Last week it was reported that Russia had opened negotiations with Tehran on an lucrative “oil for goods” deal that it is feared could remove the pressure of remaining sanctions.
Washington is reported to be exerting significant pressure on the Kremlin not to proceed.
The Prime Minister telephoned Mr Putin to discuss the “steps needed to secure a long term comprehensive solution that would ensure Iran’s nuclear programme will be exclusively peaceful”, Downing Street said.
Russia is part of the group of E3+3 nations – which also includes the US, China, Britain, France and Germany – which has been leading negotiations over Iran’s nuclear ambitions.
“The Prime Minister emphasised the importance of maintaining a joint approach on this issue and ensuring that the bulk of sanctions, including core measures on oil, remain in place,” a spokeswoman said.
Mr Cameron – who is not attending the Winter Olympics which get under way in the Russia city of Sochi this week – also wished Mr Putin “a safe and successful” Games.
They spoke about assistance being given by the UK to Russian efforts to counter any terror threats to the Games.
Gay rights campaigners have urged the PM to boycott the Sochi games in protest at Mr Putin’s introduction of laws banning homosexual “propaganda”.
But Downing Street insists he is not travelling because of diary pressures and points out that no serving British prime minister has ever attended the Winter Olympics.

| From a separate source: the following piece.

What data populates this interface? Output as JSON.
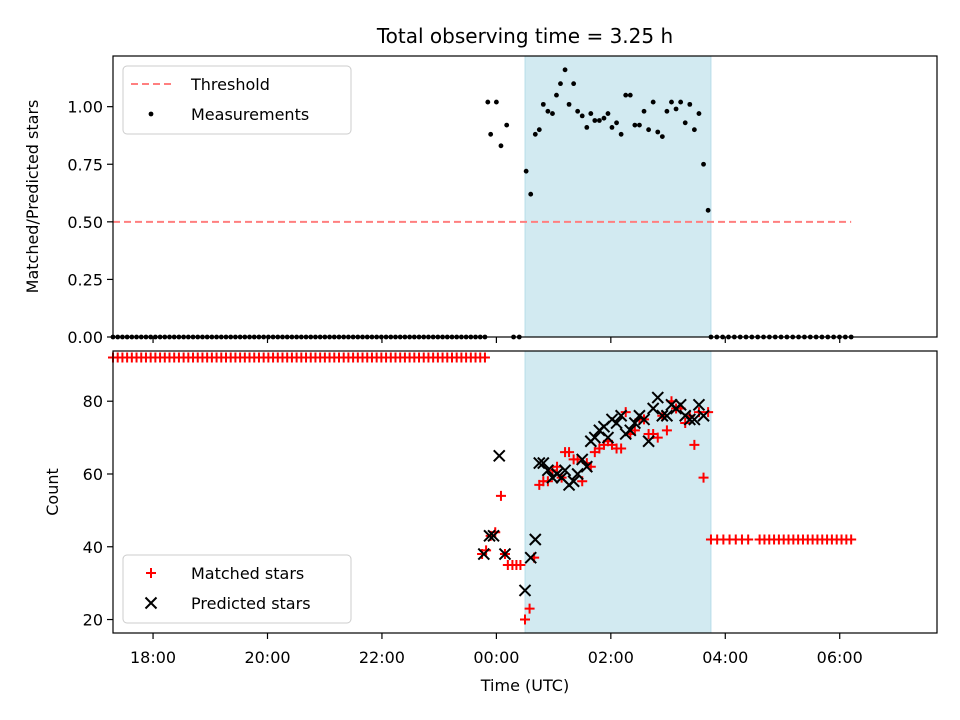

On the search for an end to the Syrian civil war, Mr Cameron pointed to the ” need for progress towards a transitional authority and to continue promptly with the process of destroying Syria’s chemical weapons”.
Moscow is a key ally of the Damascus regime of Bashar Assad.
They also agreed to “work together to encourage the Ukrainian authorities to pursue a path that avoids further violence”, Number 10 said.